Un dispositif d’apprentissage par l’expérience relationnelle

Le dernier chapitre est, comme l’écrit Olivier Nicolle, « une proposition à quatre voix (A.-M. Blanchard, M.Claquin, M. Pichon et J. Villier) d’un caractère novateur certain » (p.9). En quoi consistent cette proposition et son caractère novateur ? Le CEFFRAP demande à ses membres de participer à l’offre du colloque de 2006 selon leurs dispositions et leurs disponibilités. Ils sont placés devant une expérience relationnelle du type offre/demande. La demande du groupe originaire, soulignent les quatre membres rédacteurs du chapitre, est aussi une offre ; ils décident « d’y répondre par un oui participatif.» Ils montrent comment leur réponse s’est construite

« en analysant [leurs] propres réactions, les représentations et les affects qu’[ils ont] dû reconnaître et élaborer pour [se] rendre disponibles et poursuivre le travail qui [leur] était demandé. Ce chapitre, c’est en somme l’histoire de ce travail, dans ses composants individuels, interrelationnels, intersubjectifs et groupaux, que nous reprenons dans l’après-coup »(p.138).

Cette façon intersubjective de s’approprier la demande a débouché sur un projet d’atelier,

« orienté par l’idée de faire vivre aux éventuels participants du colloque une expérience, à travers une scénarisation, qui permettrait d’«apprendre par l’expérience relationnelle »(p.138).

Ils qualifient leur réponse de réponse–offre qui

« est en même temps une demande au CEFFRAP d’accepter un atelier dont les modalités proposées ne sont pas habituelles »(p.139).

Offre et demande se sont vues transformées et appropriées, dans ces mises en perspective

« par une élaboration de nos désirs et de nos craintes, passant d’une certaine passivité, d’une certaine soumission au désir de notre groupe, à une appropriation personnelle et groupale très mobilisatrice, étayée par une idée relativement originale dans ce contexte »(p.139).

Ce que l’atelier propose est une simulation d’une situation d’offre–demande dans laquelle les participants auront une participation active, accompagnée de la plus grande liberté d’initiative.

« C’est comme le jeu organisé par les enfants» affirment-ils. Les participants sont invités à«faire semblant en toute conscience »(p.140).
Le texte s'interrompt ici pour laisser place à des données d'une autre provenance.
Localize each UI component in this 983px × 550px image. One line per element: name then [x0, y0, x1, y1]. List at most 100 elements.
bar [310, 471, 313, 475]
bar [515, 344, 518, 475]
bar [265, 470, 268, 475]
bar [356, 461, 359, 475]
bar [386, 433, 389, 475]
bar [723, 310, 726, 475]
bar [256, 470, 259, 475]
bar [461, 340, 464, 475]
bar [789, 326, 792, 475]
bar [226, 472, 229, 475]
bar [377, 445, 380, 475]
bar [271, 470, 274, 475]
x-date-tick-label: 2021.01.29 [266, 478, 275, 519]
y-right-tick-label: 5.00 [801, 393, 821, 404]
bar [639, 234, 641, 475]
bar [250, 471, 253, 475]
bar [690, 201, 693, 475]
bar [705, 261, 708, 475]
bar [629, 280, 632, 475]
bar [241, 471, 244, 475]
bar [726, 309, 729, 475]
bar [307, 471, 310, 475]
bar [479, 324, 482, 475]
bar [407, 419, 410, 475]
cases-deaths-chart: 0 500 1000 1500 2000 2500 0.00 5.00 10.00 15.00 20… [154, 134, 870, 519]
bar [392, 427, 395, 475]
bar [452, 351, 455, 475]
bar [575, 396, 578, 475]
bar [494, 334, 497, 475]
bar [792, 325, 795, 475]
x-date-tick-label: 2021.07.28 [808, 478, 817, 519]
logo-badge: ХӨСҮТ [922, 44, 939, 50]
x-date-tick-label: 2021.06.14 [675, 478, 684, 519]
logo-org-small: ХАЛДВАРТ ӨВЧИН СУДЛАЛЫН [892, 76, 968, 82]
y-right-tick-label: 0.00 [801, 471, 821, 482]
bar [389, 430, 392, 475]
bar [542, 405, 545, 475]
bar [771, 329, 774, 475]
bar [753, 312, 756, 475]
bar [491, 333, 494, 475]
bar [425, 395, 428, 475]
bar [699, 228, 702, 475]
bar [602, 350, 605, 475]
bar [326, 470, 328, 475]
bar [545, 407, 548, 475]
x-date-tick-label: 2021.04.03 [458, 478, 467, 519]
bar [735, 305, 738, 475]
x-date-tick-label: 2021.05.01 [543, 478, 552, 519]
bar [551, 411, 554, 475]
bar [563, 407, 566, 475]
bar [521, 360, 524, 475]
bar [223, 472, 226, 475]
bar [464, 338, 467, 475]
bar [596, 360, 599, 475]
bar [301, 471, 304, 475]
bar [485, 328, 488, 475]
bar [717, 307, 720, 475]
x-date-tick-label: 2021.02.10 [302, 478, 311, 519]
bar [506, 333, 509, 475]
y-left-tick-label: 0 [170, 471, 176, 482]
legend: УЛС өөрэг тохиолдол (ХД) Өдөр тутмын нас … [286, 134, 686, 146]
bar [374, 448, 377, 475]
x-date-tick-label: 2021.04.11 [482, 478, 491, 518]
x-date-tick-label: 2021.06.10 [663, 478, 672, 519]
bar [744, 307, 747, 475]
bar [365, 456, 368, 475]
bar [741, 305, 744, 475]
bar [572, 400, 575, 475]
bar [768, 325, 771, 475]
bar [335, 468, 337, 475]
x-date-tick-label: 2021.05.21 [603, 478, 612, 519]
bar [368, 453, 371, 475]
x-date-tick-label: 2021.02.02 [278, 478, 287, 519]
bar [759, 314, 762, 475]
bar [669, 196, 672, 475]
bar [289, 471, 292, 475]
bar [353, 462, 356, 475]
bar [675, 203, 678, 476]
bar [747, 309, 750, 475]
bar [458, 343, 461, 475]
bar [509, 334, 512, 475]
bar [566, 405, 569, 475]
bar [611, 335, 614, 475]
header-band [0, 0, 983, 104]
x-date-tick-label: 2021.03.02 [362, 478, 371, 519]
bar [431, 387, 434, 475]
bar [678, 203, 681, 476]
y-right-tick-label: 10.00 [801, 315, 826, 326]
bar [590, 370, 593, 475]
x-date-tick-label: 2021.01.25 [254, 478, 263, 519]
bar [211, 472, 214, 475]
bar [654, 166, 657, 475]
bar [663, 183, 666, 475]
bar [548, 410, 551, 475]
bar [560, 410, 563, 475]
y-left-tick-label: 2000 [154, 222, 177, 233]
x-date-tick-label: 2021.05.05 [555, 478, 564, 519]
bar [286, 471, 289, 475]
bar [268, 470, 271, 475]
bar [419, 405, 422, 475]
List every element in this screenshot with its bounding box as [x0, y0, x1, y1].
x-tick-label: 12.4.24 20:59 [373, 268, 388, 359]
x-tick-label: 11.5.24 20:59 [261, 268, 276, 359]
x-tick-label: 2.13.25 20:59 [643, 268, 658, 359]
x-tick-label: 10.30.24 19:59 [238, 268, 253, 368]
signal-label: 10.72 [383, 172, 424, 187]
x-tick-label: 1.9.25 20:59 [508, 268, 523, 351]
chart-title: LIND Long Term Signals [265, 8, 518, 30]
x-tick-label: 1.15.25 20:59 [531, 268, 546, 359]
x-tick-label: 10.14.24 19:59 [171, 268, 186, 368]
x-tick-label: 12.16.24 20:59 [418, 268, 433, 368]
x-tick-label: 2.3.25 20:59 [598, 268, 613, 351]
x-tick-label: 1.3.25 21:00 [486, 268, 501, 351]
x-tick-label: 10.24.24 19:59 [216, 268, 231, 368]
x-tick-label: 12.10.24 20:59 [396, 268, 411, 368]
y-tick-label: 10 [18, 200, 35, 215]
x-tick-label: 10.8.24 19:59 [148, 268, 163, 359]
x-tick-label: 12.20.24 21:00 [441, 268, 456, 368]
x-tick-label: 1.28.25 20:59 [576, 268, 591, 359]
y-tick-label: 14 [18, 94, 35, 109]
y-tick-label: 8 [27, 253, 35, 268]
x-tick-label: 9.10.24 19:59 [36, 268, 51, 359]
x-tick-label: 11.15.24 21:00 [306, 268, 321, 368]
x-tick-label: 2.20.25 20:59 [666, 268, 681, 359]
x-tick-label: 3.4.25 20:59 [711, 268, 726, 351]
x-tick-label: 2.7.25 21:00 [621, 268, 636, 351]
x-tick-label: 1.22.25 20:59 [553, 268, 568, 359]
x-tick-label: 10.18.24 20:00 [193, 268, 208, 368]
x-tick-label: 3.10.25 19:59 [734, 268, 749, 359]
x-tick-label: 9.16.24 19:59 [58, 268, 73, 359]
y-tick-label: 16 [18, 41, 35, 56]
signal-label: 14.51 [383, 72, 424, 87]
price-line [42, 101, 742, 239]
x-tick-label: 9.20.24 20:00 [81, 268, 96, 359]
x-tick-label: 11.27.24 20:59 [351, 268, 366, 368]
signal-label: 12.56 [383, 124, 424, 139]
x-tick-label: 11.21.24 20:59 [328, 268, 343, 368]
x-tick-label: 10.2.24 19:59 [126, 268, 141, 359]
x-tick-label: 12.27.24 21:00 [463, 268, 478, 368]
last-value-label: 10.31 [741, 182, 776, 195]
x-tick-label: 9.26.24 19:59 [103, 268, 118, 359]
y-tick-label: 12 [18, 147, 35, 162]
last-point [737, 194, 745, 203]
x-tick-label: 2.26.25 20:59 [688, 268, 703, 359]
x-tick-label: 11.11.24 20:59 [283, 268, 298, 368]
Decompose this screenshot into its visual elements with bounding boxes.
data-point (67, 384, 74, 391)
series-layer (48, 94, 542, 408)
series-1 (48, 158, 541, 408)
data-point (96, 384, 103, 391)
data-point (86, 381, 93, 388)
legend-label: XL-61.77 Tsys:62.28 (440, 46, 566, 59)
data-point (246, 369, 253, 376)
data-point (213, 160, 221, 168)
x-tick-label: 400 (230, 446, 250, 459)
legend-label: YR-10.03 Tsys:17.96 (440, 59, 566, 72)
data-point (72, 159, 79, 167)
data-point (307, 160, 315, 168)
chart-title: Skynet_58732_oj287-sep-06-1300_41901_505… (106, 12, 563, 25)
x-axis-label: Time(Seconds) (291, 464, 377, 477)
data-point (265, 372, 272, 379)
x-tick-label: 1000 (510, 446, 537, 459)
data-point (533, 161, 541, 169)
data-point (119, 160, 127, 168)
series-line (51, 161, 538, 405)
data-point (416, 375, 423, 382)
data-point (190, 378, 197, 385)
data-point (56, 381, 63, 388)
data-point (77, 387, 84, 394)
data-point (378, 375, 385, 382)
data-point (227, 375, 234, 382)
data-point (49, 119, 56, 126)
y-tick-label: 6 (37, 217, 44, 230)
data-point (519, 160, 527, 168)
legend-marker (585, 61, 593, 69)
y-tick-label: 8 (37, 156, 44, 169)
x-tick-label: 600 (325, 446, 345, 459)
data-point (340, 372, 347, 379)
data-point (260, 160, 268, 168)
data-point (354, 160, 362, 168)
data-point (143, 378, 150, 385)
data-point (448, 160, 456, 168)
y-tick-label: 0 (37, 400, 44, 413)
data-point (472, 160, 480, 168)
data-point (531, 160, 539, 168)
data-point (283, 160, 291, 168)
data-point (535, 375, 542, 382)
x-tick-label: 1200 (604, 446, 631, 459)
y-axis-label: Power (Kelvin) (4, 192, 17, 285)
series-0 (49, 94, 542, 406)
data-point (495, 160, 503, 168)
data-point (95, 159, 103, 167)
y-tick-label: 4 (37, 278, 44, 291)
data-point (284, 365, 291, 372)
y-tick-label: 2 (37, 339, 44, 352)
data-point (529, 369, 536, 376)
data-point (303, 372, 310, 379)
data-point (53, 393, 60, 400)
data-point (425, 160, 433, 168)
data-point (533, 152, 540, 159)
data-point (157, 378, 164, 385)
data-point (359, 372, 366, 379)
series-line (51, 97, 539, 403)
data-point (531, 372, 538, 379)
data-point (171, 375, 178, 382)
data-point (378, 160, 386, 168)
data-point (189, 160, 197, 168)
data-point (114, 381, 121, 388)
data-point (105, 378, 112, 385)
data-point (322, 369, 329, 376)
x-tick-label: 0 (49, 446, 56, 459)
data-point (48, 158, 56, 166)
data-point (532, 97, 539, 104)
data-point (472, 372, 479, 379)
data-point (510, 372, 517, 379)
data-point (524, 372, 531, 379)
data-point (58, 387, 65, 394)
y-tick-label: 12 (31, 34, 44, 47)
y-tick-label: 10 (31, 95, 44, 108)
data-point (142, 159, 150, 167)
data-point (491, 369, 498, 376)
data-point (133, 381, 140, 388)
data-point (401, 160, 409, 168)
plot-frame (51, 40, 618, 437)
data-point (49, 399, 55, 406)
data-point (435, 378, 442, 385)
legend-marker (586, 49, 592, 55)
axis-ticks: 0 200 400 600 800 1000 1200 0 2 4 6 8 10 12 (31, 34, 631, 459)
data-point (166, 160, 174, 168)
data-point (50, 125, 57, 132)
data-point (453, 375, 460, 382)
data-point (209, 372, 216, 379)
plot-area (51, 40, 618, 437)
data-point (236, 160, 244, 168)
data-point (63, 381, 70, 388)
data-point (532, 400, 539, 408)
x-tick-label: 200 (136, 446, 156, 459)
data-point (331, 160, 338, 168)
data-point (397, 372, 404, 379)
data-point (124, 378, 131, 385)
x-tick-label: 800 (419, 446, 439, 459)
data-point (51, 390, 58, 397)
Les concepts d’« apprentissage par l’expérience relationnelle de Bion et d’interliaison dans la réciprocité du lien » d’O. Avron vont leur servir à élaborer et à réaliser leur projet. La fantasmatique qui préside à la question de l’offre et de la demande sera élaborée et approfondie dans la détermination des emplacements respectifs de celui qui offre et de celui qui demande. Nous aurons là encore une illustration de la fécondité de la notion d’intersubjectivité telle que pensée par René Kaës. Les notions de transmission, d’affiliation et d’héritage seront également travaillées dans la perspective de l’appartenance des participants à leurs institutions respectives.

* Ce texte a été publié dans la Revue canadienne de psychanalyse, vol. 17, n0 1, printemps 2009

Bibliographie :

Aulagnier, Piera (1975), La violence de l’interprétation, le fil rouge, Paris, PUF.

Avron O. (1996), La pensée scénique, Groupe et psychodrame, Ramonville Saint-Agne, Érès.

Kaës, René (sous la direction de), (1987), L’institution et les institutions, Paris, Dunod.

Kaës, René (sous la direction de), (1996 [2005], Souffrance et psychopathologie des liens institutionnels, Paris, Dunod.

Kaës, René (2007) Un singulier pluriel, La psychanalyse à l’épreuve du groupe, Paris, Dunod.

Kaës, René , Nicolle, Olivier (sous la direction de),(2007) L’institution en héritage. Mythes de fondation, transmissions, transformations, Paris, Dunod.

[1] Fondé en 1962 par Didier Anzieu, il a une approche psychanalytique du groupe, du psychodrame, de l’institution.